The building was also built large enough to accommodate an NHL sized crowd, up to the year 2000 standards. Though the definition of "NHL sized crowd" has since changed due to the Arizona Coyotes moving into an Aldrich Arena-sized venue in Tempe.

3. Mutually Assured Destruction

Since it was first awarded in 1893, the Stanley Cup has only gone unawarded twice; the Spanish Flu epidemic put an early end to the 1919 playoffs and the infamous lockout prevented the Wild from competing for a Stanley Cup in 2005. Most experts agree that, as resilient as the Cup has been for over a century, a nuclear war could put the Stanley Cup Playoffs at risk of postponement, or worse, cancellation.

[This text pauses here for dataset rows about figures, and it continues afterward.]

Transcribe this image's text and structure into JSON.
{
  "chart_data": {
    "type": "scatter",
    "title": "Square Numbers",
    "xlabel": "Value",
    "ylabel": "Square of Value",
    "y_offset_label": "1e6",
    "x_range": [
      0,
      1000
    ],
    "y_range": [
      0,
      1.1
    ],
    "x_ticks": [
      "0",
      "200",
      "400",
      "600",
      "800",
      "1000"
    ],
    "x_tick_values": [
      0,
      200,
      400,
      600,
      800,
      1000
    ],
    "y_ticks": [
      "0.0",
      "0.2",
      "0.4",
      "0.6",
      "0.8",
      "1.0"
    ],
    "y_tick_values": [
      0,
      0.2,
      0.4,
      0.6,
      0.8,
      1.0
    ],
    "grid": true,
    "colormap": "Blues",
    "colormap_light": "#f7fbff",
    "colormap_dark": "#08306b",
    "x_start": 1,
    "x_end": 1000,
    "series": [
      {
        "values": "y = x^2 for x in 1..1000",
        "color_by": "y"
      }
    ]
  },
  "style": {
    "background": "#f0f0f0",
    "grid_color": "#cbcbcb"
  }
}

Thankfully, all of the world superpowers possess enough nuclear weapons to melt Lord Stanley's Cup down to ash at the sound of a phone ringing, some code exchanges, a few key turns and a desperate prayer to a Deity of the decision maker's choice to show him or her mercy for what they are about to do. It is theorized that the use of a nuclear weapon could very easily escalate into a global nuclear war, which many consider not in the best interests of a continued presence on Earth by humans, as well as the continued awarding of the Stanley Cup. Therefore the countries who possess weapons that threaten the future of the Stanley Cup playoffs and life as we know it are heavily incentivized to not use their respective Armageddon starter kits.

As long as the world avoids a nuclear conflict, the Wild should have no problems competing for a Stanley Cup this year. Fingers crossed!